In my house the humidity gets around 20% or lower in the cold weather. I have a whole-house humidifer right in front of the plants that I only run twice a day...for a couple hours in the AM before i go to work and for a few hours when i get home before the lights turn off. During these two periods I get the growing area up to 40%+ RH. All my plants are doing just fine.

Also just a note temp is 72 F in the day and around 67F at night. All my plants have continued growing through the winter.
 
with a humidistat you can select the humidity you want (like a thermostat for temp), and keep the humidity constant..timers (and I have used them) are nowhere near as effective. And I bought into the high humidity myth too...for a couple years I ran humidity at 70-80 during day and it would naturally go to 90 at night..i had a host of problems like algae, slugs and rot even with three strong fans running..now it's running at 50-60 during the day and 70 -80 at night..algae gone, slugs gone and no rot. and I am also down to one fan. The greenhouse is quieter and less electrical cords..simpler is better
 
I have my humidistat set at 70%. A lot of my barbata types (especially the south pacific species) would pitch fits at lower humidity than that. The multis and parvis are tougher.

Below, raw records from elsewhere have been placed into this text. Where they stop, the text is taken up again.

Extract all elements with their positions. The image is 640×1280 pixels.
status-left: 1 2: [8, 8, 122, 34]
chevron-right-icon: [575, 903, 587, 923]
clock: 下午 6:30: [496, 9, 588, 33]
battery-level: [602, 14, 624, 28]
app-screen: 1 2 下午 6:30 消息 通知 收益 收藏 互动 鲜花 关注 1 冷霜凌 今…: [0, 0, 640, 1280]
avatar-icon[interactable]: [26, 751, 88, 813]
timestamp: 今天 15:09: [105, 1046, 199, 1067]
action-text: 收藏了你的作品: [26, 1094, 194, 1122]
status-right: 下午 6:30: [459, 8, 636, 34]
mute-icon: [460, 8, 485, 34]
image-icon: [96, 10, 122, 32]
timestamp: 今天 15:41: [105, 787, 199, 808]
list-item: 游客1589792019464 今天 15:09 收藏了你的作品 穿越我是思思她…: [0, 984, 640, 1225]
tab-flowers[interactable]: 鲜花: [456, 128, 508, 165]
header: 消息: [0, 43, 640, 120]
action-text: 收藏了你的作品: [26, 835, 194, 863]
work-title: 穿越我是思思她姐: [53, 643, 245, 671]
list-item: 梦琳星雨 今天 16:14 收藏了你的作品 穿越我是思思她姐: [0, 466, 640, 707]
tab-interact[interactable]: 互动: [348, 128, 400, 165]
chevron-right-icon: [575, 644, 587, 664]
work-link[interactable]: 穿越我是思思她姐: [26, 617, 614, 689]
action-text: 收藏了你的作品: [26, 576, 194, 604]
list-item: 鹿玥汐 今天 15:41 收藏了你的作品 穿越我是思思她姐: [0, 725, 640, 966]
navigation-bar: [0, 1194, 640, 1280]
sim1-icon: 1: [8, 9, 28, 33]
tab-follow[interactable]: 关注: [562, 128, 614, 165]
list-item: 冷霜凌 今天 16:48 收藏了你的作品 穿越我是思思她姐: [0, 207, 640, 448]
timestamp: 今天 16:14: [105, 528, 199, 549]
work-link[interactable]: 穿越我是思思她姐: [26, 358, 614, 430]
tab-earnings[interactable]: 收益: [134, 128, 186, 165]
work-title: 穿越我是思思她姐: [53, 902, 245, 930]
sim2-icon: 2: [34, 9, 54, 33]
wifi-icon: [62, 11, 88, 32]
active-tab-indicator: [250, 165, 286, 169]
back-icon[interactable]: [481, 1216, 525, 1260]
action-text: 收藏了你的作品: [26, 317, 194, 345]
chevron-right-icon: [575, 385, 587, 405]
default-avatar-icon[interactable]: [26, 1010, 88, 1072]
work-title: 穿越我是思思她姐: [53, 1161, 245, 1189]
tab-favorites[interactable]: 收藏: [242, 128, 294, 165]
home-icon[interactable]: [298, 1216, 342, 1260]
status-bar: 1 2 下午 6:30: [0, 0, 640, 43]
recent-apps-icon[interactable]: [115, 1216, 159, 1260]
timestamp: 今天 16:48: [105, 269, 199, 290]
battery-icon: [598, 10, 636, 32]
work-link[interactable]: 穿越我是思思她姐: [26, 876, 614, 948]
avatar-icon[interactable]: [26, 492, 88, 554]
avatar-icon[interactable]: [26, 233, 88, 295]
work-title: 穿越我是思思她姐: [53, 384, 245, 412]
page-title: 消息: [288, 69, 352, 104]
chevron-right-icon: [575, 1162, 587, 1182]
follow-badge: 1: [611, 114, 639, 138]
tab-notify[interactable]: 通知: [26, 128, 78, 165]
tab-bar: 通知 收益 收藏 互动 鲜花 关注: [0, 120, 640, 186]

Even in the GH when north winds coming down in TN, the GH would drop to <40%.

Now the system is built up with wet walls and a fogger so generally the fogger rarely runs at night, and humidity will generally go above 70% (frequently 90+%).

During the day, the fogger will run even on dryer winter days, and quite a bit in the summer heat.

I doubt I could ever dry my collection out enough to spontaneously get rid of slugs. Every rock and board I flip outside of the GH in the yard is maxed out with snails and slugs, where its already a lot dryer.

I don't have mold problems, but algae can grow on the walls. As I cut back on fertilizer, I see much less of extraneous growths anyway.
 
The problem has been amended by deep cleaning of my area with weak bleach solution, got rid of the algae on the tile. Also moved some fans around so plants get direct air flow instead of indirect. Also set the humidistat to 60 during the day, still gets to 85 or 90 at night. I do think the problem might have been overhydration. It looked like powdery mildew on the leaves, which sounds about right for overhydration. Like I said, new roots abound. It hasn't come back. Yet.